Finance minister George Osborne has said he intends to balance Britain's budget over the coming years through spending cuts alone, a pledge which will be central to the campaign of Prime Minister David Cameron ahead of national elections in May.
But S&P, the only major ratings agency not to have cut Britain's AAA rating, said the tax base might eventually need to widen, whoever is in power after May. "We expect that future consolidation may eventually look more to the revenue than the expenditure side," S&P said in a statement in which it confirmed it was maintaining a stable outlook for Britain's triple-A rating.
The ratings agency also said Britain's economy would suffer if it left the European Union, something Cameron has said he will put to a referendum in 2017 if his Conservative Party continues to hold power.
In its update on Britain's credit rating on Friday, S&P questioned forecasts from the country's budget office, which last week said it expected the public finances to be back in balance by the 2018/19 financial year.

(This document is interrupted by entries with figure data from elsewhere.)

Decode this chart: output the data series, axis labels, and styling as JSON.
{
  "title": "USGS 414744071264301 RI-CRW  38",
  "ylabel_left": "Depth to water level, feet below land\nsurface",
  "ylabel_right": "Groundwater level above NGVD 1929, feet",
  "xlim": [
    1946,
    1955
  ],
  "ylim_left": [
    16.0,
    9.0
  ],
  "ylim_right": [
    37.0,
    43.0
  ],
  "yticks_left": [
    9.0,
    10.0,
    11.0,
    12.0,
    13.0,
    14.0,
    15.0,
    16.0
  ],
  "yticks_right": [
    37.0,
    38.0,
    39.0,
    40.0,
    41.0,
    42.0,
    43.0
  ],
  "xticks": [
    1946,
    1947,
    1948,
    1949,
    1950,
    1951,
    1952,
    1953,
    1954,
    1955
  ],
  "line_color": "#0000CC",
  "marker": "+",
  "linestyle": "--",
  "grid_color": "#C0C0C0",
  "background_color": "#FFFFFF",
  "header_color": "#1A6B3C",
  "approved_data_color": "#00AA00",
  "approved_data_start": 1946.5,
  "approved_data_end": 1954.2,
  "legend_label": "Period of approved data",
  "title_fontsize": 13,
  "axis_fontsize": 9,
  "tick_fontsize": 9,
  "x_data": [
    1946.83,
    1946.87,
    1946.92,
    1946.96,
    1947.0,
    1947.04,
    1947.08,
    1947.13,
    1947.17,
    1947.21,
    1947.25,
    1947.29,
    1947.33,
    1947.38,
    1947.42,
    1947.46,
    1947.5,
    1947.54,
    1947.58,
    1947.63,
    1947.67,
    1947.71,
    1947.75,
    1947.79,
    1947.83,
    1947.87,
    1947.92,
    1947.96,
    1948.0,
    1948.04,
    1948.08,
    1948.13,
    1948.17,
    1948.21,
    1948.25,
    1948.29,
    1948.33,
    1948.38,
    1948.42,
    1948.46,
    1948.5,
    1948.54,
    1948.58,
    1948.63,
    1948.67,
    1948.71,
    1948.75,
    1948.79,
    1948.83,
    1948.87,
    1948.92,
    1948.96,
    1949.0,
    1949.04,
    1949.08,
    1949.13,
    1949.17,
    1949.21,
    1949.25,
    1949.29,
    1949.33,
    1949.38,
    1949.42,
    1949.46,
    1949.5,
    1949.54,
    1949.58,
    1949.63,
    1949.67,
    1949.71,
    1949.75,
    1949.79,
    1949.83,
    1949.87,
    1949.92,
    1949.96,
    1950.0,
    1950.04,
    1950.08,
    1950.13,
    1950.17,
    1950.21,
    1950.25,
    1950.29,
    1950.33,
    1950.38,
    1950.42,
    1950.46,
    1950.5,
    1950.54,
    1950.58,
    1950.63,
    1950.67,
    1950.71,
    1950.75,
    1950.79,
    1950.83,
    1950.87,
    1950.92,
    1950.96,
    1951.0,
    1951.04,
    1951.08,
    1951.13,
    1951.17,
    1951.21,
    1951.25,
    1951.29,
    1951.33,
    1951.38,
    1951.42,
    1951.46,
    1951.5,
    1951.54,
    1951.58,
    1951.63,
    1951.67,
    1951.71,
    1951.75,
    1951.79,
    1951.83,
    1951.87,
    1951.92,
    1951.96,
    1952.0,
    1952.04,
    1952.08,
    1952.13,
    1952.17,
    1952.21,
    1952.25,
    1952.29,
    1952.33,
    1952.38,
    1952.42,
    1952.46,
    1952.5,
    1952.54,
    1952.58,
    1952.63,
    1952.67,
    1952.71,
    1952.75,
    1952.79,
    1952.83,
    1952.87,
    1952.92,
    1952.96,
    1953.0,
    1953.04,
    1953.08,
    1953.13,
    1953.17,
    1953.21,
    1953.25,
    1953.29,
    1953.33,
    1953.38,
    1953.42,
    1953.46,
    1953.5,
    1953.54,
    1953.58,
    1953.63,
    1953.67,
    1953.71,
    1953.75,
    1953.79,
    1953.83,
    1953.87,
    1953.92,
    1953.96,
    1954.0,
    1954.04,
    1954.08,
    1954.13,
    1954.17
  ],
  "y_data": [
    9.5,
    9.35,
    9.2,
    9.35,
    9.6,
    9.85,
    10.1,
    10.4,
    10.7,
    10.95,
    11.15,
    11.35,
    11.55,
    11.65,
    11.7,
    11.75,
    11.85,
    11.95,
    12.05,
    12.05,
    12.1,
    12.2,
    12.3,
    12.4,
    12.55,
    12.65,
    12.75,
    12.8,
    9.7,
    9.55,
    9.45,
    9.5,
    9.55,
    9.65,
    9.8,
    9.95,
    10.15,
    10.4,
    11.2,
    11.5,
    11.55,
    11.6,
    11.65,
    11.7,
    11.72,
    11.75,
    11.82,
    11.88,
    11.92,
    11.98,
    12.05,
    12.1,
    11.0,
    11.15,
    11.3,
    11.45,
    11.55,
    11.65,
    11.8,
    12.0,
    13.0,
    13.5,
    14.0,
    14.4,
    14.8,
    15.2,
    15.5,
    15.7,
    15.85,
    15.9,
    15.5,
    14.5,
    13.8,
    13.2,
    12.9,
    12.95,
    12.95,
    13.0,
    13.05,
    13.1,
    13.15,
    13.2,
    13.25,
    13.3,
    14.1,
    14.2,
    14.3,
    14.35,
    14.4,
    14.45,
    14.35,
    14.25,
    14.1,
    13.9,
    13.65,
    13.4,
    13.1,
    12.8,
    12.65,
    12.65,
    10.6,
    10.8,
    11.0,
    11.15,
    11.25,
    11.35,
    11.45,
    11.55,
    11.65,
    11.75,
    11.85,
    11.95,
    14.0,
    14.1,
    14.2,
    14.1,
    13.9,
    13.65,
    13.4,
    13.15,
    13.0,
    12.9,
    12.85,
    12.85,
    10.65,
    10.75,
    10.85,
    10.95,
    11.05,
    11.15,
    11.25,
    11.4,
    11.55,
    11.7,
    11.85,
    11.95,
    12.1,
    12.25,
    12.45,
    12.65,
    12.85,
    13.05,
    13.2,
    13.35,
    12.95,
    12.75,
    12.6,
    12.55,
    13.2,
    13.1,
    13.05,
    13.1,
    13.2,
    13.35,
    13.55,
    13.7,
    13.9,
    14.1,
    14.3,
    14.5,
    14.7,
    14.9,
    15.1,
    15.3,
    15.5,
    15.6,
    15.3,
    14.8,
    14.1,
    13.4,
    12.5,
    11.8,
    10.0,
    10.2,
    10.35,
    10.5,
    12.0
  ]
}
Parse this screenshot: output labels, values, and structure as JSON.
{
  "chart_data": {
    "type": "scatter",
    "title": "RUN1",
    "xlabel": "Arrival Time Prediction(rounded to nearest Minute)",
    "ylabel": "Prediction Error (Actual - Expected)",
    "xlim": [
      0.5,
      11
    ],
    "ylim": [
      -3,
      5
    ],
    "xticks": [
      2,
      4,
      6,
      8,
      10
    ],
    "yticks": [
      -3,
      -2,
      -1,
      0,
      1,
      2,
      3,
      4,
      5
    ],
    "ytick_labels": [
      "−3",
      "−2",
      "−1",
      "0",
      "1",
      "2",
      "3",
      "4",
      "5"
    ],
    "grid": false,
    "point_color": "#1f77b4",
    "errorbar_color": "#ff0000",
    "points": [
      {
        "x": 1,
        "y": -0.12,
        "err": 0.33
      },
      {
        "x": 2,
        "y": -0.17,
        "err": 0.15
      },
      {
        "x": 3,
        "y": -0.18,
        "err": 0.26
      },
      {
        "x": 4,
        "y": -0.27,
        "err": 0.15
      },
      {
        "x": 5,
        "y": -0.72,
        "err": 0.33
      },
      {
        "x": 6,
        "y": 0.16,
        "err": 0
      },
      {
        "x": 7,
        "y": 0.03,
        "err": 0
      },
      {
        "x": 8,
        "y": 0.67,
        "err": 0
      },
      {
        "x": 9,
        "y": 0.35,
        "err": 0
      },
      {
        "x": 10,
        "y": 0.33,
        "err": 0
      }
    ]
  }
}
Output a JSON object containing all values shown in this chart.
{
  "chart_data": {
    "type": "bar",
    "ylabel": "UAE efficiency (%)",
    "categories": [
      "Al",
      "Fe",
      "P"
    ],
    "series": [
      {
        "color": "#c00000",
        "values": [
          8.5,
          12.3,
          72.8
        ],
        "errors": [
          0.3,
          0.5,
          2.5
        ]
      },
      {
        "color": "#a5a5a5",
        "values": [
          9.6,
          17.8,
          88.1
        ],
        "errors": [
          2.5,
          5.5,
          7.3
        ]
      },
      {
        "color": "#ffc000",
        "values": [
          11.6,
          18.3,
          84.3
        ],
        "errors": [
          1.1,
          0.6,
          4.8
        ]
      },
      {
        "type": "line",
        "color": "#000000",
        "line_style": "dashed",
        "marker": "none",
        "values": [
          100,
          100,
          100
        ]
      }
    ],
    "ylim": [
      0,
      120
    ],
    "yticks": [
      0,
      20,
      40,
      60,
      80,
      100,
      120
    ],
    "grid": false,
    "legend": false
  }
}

S&P said it expected the deficit to fall only slowly in the 2014 calendar year to 5.4 per cent of gross domestic product and would decline towards 3 per cent by 2017 when the government's forecast is for the shortfall to be around 1 per cent.
Frank Gill, a director of European sovereign debt at S&P, said the outlook for higher tax revenues looked uncertain, and not only because of the slow pace of recovery in pay, which has hurt income tax receipts. "We are taking a very conservative view on the receipts side. It's not just the weak recovery so far in wage growth," he said in an interview.
Britain's big banking sector may not yield a windfall in tax revenues and its diminishing North Sea oil and gas industry was another potential source of weaker income, Gill said.
That could mean that whoever wins power in May has to consider new ways to boost tax revenue. "We expect that whatever government is in power and whatever policy bias in terms of cutting the fiscal deficit they may have, they are likely to be flexible," Gill said.
Britain's opposition Labour Party has said it wants to deal with the deficit in a "fair way" and has said it will introduce new taxes on expensive properties and restore a 50 per cent rate on income tax for top earners.